— Жонас предупреждал нас, чтобы мы не связывались с румынами, — напомнила Эрмина мужу.
Она повернулась ко мне и уточнила, что Жонас, их сын, адвокат, занимается очень серьезными делами и предупредил их с Жюстом по поводу Румынии.
Я шепнула госпоже Рива, что уже имела удовольствие пообщаться с ее недоделанным сынком. Разумеется, я выразилась иначе.
— Жонаса послушать, так вообще не стоит выезжать из деревни, всюду одни бездельники да мошенники — и в Германии, и у нас! — громыхнул господин Рива.
Эрмина посмотрела на мужа довольно холодно.
Я воздержалась от лишних слов, догадавшись, что Жонас у четы Рива играет роль мячика для пинг-понга, и матчи выдаются довольно сильные.

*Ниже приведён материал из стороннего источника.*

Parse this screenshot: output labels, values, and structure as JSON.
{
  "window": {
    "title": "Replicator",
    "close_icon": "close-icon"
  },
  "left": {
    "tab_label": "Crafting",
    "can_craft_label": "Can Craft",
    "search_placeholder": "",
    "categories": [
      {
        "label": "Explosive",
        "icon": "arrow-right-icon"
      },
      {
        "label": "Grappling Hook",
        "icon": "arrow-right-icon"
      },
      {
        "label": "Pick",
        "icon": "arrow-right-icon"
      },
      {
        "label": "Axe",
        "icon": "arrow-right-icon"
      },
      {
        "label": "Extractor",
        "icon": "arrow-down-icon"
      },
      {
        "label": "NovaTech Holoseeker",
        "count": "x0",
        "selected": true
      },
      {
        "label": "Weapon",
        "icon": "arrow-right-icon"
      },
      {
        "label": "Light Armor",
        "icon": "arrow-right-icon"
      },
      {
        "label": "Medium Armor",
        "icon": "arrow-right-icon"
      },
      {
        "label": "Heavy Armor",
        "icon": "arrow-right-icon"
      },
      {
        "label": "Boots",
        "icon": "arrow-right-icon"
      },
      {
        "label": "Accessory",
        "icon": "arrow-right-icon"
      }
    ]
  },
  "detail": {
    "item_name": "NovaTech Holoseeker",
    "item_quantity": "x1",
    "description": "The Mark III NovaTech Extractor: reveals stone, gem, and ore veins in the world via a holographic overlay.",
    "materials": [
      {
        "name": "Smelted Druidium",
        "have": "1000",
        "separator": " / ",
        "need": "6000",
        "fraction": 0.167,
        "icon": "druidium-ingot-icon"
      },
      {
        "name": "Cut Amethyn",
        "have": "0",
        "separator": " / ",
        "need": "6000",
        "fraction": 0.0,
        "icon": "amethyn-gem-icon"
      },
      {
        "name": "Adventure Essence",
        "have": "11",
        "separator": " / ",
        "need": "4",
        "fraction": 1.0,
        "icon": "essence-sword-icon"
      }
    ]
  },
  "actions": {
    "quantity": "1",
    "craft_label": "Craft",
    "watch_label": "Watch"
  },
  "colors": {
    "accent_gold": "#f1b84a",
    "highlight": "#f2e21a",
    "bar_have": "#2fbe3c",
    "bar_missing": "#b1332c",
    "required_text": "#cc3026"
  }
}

— Я напишу этому румыну, чтобы расставить все точки над «и», — невозмутимо произнес Жюст Рива. — Мы с Эрминой летом отправимся в Трансильванию, ни с кем заранее ни о чем не договариваясь, и на месте всё решим.
— Господин Рива, если позволите, небольшое замечание… не стоит ничего писать этому человеку, вы даром потратите время.
— Малышка права, — сказала Эрмина. — Может, этого человека вовсе не существует или у него столько яблонь, что нам в жизни не заплатить.
Я молча кивнула.
Жюст вернул бумагу в ящик стола и вернулся к нам — чуть сильнее сгорбленный, чем до того, как мне показалось.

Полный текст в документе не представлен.